When Zou Qinghua first ventured into Vietnam in 1994, all he had was a scrap of paper with a Vietnamese trade official's phone number on it. After negotiating the bribe-hungry guards on both sides of the China-Vietnam border, he tried calling the official, but neither spoke the other's language, so he hung up. Then, Zou showed up at the bureaucrat's office and tried to mime interest in investing in Vietnam. The official just looked confused. The next day Zou returned with an interpreter and finally got his point across. Today, the 42-year-old Communist Party member is one of the top individual Chinese investors in Vietnam and owns so many businesses that he invariably forgets a few when he goes through the list: there are the tracksuit, fertilizer-bag and closet-organizer factories; Vietnam's first zipper plant, which he opened last year by converting an ailing state-owned enterprise; and, best of all, a $6 million deal with another Chinese partner for 20 years' exploration rights to a chromium mine.
These days, Zou spends much of his time encouraging other Chinese from his coastal hometown of Wenzhou to invest in Vietnam. So far, he's convinced more than two dozen Wenzhou entrepreneurs to open up shop. Most come because wages are one-third cheaper than back home. But there's another reason for Chinese interest in Vietnam. A growing trade row between China on one side and the U.S. and European Union on the other has produced business restrictions on many types of Chinese-made garments and textiles. Zou believes he has a hedge against trade barriers because he sells products affixed with "Made in Vietnam" labels. "Western countries are sympathetic to poor Vietnamese businesses, so they like to give them more orders," says Zou. "If Chinese move their factories here, they will be able to make money off Westerners' sympathetic feelings."
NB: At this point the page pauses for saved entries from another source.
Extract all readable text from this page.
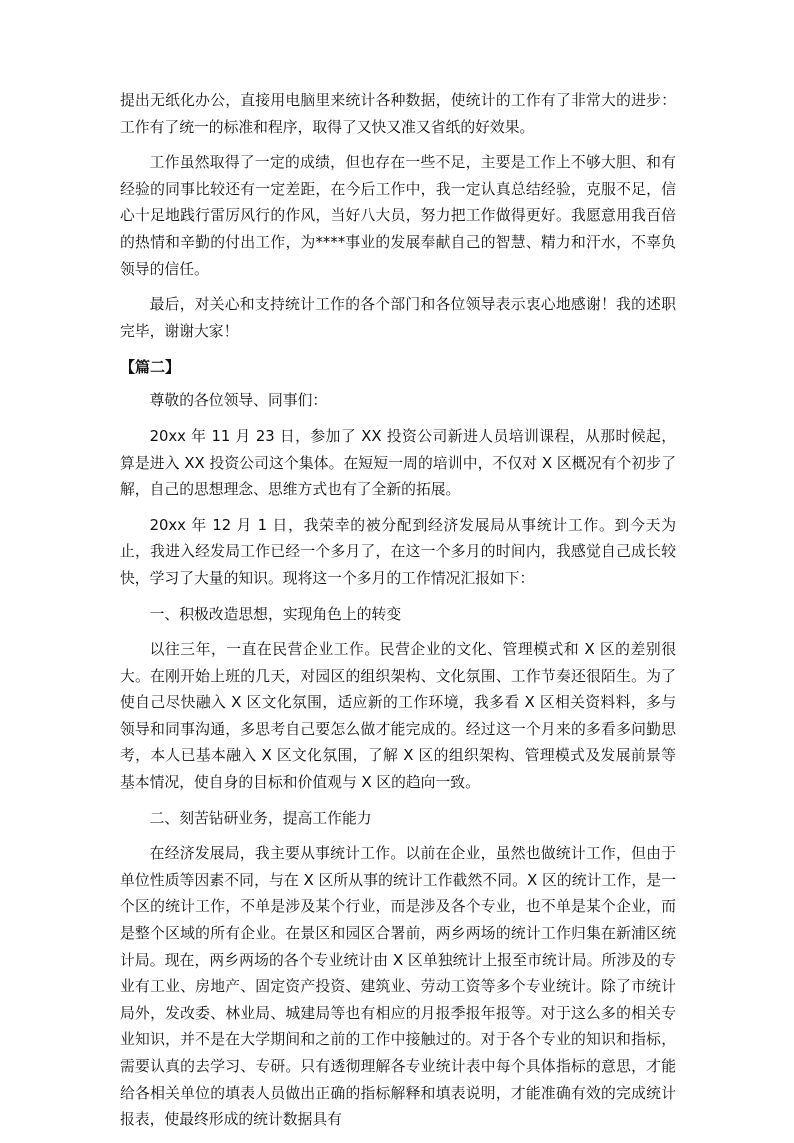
提出无纸化办公，直接用电脑里来统计各种数据，使统计的工作有了非常大的进步：工作有了统一的标准和程序，取得了又快又准又省纸的好效果。

工作虽然取得了一定的成绩，但也存在一些不足，主要是工作上不够大胆、和有经验的同事比较还有一定差距，在今后工作中，我一定认真总结经验，克服不足，信心十足地践行雷厉风行的作风，当好八大员，努力把工作做得更好。我愿意用我百倍的热情和辛勤的付出工作，为****事业的发展奉献自己的智慧、精力和汗水，不辜负领导的信任。

最后，对关心和支持统计工作的各个部门和各位领导表示衷心地感谢！我的述职完毕，谢谢大家！

【篇二】

尊敬的各位领导、同事们：

20xx 年 11 月 23 日，参加了 XX 投资公司新进人员培训课程，从那时候起，算是进入 XX 投资公司这个集体。在短短一周的培训中，不仅对 X 区概况有个初步了解，自己的思想理念、思维方式也有了全新的拓展。

20xx 年 12 月 1 日，我荣幸的被分配到经济发展局从事统计工作。到今天为止，我进入经发局工作已经一个多月了，在这一个多月的时间内，我感觉自己成长较快，学习了大量的知识。现将这一个多月的工作情况汇报如下：

一、积极改造思想，实现角色上的转变

以往三年，一直在民营企业工作。民营企业的文化、管理模式和 X 区的差别很大。在刚开始上班的几天，对园区的组织架构、文化氛围、工作节奏还很陌生。为了使自己尽快融入 X 区文化氛围，适应新的工作环境，我多看 X 区相关资料料，多与领导和同事沟通，多思考自己要怎么做才能完成的。经过这一个月来的多看多问勤思考，本人已基本融入 X 区文化氛围，了解 X 区的组织架构、管理模式及发展前景等基本情况，使自身的目标和价值观与 X 区的趋向一致。

二、刻苦钻研业务，提高工作能力

在经济发展局，我主要从事统计工作。以前在企业，虽然也做统计工作，但由于单位性质等因素不同，与在 X 区所从事的统计工作截然不同。X 区的统计工作，是一个区的统计工作，不单是涉及某个行业，而是涉及各个专业，也不单是某个企业，而是整个区域的所有企业。在景区和园区合署前，两乡两场的统计工作归集在新浦区统计局。现在，两乡两场的各个专业统计由 X 区单独统计上报至市统计局。所涉及的专业有工业、房地产、固定资产投资、建筑业、劳动工资等多个专业统计。除了市统计局外，发改委、林业局、城建局等也有相应的月报季报年报等。对于这么多的相关专业知识，并不是在大学期间和之前的工作中接触过的。对于各个专业的知识和指标，需要认真的去学习、专研。只有透彻理解各专业统计表中每个具体指标的意思，才能给各相关单位的填表人员做出正确的指标解释和填表说明，才能准确有效的完成统计报表，使最终形成的统计数据具有
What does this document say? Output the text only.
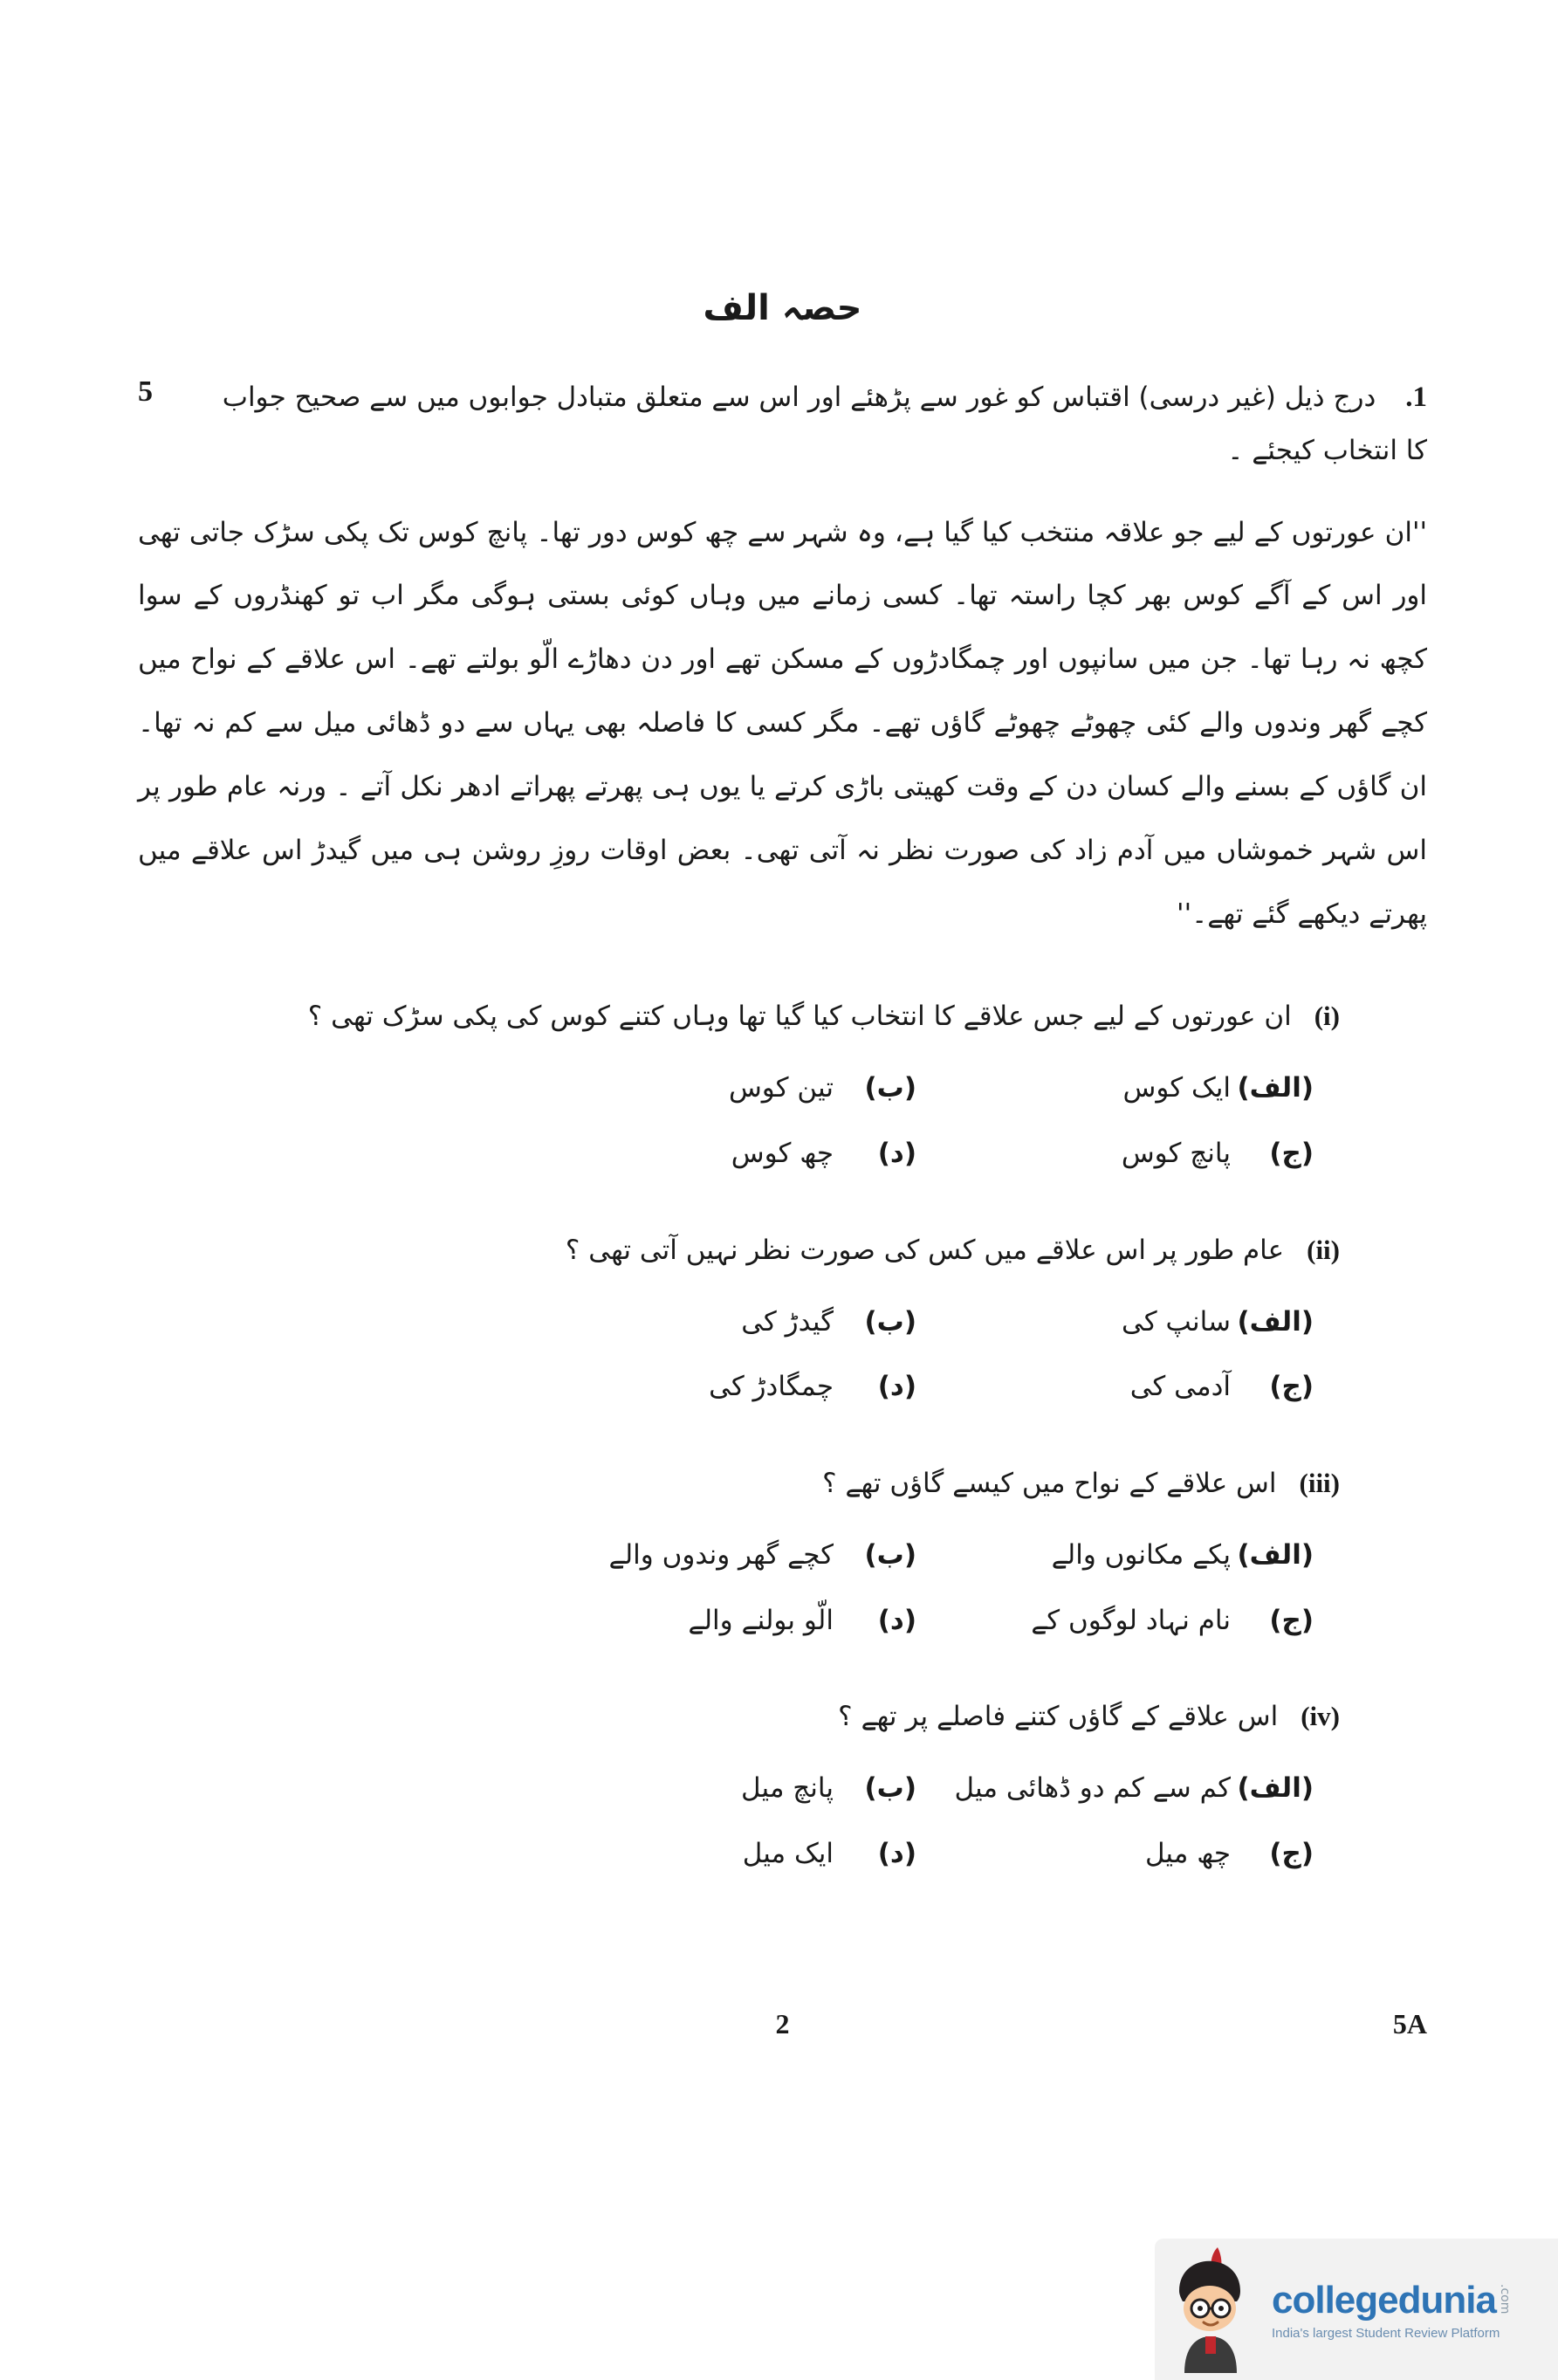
حصہ الف
5	1.درج ذیل (غیر درسی) اقتباس کو غور سے پڑھئے اور اس سے متعلق متبادل جوابوں میں سے صحیح جواب کا انتخاب کیجئے ۔
''ان عورتوں کے لیے جو علاقہ منتخب کیا گیا ہے، وہ شہر سے چھ کوس دور تھا۔ پانچ کوس تک پکی سڑک جاتی تھی اور اس کے آگے کوس بھر کچا راستہ تھا۔ کسی زمانے میں وہاں کوئی بستی ہوگی مگر اب تو کھنڈروں کے سوا کچھ نہ رہا تھا۔ جن میں سانپوں اور چمگادڑوں کے مسکن تھے اور دن دھاڑے الّو بولتے تھے۔ اس علاقے کے نواح میں کچے گھر وندوں والے کئی چھوٹے چھوٹے گاؤں تھے۔ مگر کسی کا فاصلہ بھی یہاں سے دو ڈھائی میل سے کم نہ تھا۔ ان گاؤں کے بسنے والے کسان دن کے وقت کھیتی باڑی کرتے یا یوں ہی پھرتے پھراتے ادھر نکل آتے ۔ ورنہ عام طور پر اس شہر خموشاں میں آدم زاد کی صورت نظر نہ آتی تھی۔ بعض اوقات روزِ روشن ہی میں گیدڑ اس علاقے میں پھرتے دیکھے گئے تھے۔''
(i)ان عورتوں کے لیے جس علاقے کا انتخاب کیا گیا تھا وہاں کتنے کوس کی پکی سڑک تھی ؟
(الف)
ایک کوس
(ب)
تین کوس
(ج)
پانچ کوس
(د)
چھ کوس
(ii)عام طور پر اس علاقے میں کس کی صورت نظر نہیں آتی تھی ؟
(الف)
سانپ کی
(ب)
گیدڑ کی
(ج)
آدمی کی
(د)
چمگادڑ کی
(iii)اس علاقے کے نواح میں کیسے گاؤں تھے ؟
(الف)
پکے مکانوں والے
(ب)
کچے گھر وندوں والے
(ج)
نام نہاد لوگوں کے
(د)
الّو بولنے والے
(iv)اس علاقے کے گاؤں کتنے فاصلے پر تھے ؟
(الف)
کم سے کم دو ڈھائی میل
(ب)
پانچ میل
(ج)
چھ میل
(د)
ایک میل
2	5A
collegedunia .com
India's largest Student Review Platform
Vietnam's capital, Hanoi, where Zou spends most of his time, reminds him of Wenzhou around 1985, when it was one of the cradles of Chinese private enterprise. But walking past the requisite giant bust of Ho Chi Minh in his Hanoi factory, Zou says Vietnam has a long way to go on the road to capitalist transparency. He is circumspect about the details, but Zou says he is embroiled in financial disputes with one of his Vietnamese factory partners. And a crucial license needed to get the chromium mine going has failed to materialize, even though the exploration contract was signed with much fanfare at a China-ASEAN trade fair last November. Still, Zou remains philosophical about his Vietnamese venture. "I can't get too mad," he says with a smile. "The Vietnamese are pulling the same tricks we pulled on foreigners in Wenzhou 20 years ago. Maybe it's justice."